- Babakan Location within Iran
- Coordinates: 36°27′19″N 52°27′28″E﻿ / ﻿36.45528°N 52.45778°E
- Country: Iran
- Province: Mazandaran
- County: Amol
- District: Dasht-e Sar

Population (2016)
- • Total: 4,499
- Time zone: UTC+3:30 (IRST)

= Babakan, Mazandaran =

City in Mazandaran province, Iran

Babakan (بابكان) (Note: Formerly Ejbar Kola (اجباركلا), also romanized as Ejbār Kolā; also known as Ejbār Kolā-ye Bālā) is a city in, and the capital of, Dasht-e Sar District in Amol County, Mazandaran province, Iran.

==Demographics==
===Population===
At the time of the 2006 National Census, its population, as the village of Ejbar Kola in Dasht-e Sar Rural District (Note: Renamed Dasht-e Sar-e Sharqi Rural District) of Dabudasht District, was 1,829 in 458 households.

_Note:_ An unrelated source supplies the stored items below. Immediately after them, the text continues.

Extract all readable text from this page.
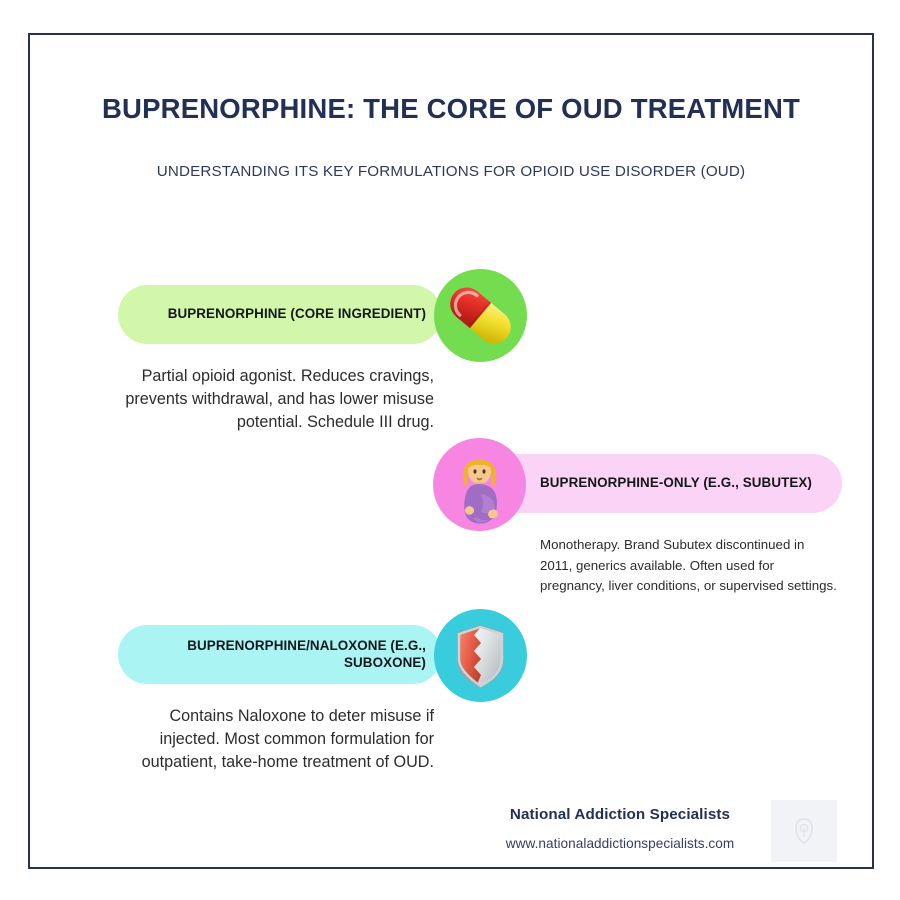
BUPRENORPHINE: THE CORE OF OUD TREATMENT
UNDERSTANDING ITS KEY FORMULATIONS FOR OPIOID USE DISORDER (OUD)
BUPRENORPHINE (CORE INGREDIENT)
Partial opioid agonist. Reduces cravings, prevents withdrawal, and has lower misuse potential. Schedule III drug.
BUPRENORPHINE-ONLY (E.G., SUBUTEX)
Monotherapy. Brand Subutex discontinued in 2011, generics available. Often used for pregnancy, liver conditions, or supervised settings.
BUPRENORPHINE/NALOXONE (E.G., SUBOXONE)
Contains Naloxone to deter misuse if injected. Most common formulation for outpatient, take-home treatment of OUD.
National Addiction Specialists
www.nationaladdictionspecialists.com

The following census in 2011 counted 2,028 people in 583 households. The 2016 census measured the population as 4,499 people in 1,462 households, by which time the rural district had been separated from the district in the formation of Dasht-e Sar District and renamed Dasht-e Sar-e Sharqi Rural District. Ejbar Kola merged with the villages of Harun Kola, Khuni Sar, Nafar Kheyl, and Najjar Mahalleh.

Ejbar Kola was converted to a city in 2017 and renamed Babakan in 2019.